幕末異聞―弐―
「駕籠か…乗ってみたいな〜」
すぐそばを通り過ぎる駕籠を物欲しそうに目で追う沖田。
「何だ?総司は駕籠に乗ったことがないのか?!」
以外だというように驚いて、近藤も小さくなっていく駕籠を見た。
「乗ったことありませんよ〜!駕籠なんて高くて乗れません」
沖田は、手を拱くように小刻みに振り、微笑する。
「そうか…。よし!では帰ったら俺が駕籠に乗せてやろ「嘘ですよ」
昔から、年の離れた沖田に対して甘い近藤に、横槍を入れたのは永倉であった。
「局長、今の貴方の言葉はおそらく、総司の思惑通りのものです」
沖田をちらっと見て、永倉は眉を八の字に寄せる。
「そ、そうなのか?!」
「あははは!なんですか永倉さん?人聞きの悪い」
困惑する近藤の目と、顔は笑っているが目が笑っていない沖田。二人の視線を同時に受ける永倉は、思わず目を瞑って歩く。

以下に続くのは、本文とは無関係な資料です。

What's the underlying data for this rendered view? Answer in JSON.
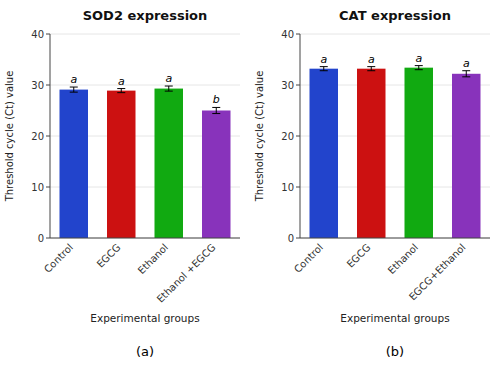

「総司は単にお菓子を買うから万年金欠なわけであって、駕籠に乗ろうと思えば乗れるんです」
「なるほど」
「もう!!永倉さん酷いじゃないですか!!」
(((局長騙そうとしたあんたは酷くないのか?!!)))
膨れっ面で拗ねている沖田に、隊士たちの心の突っ込みが入る。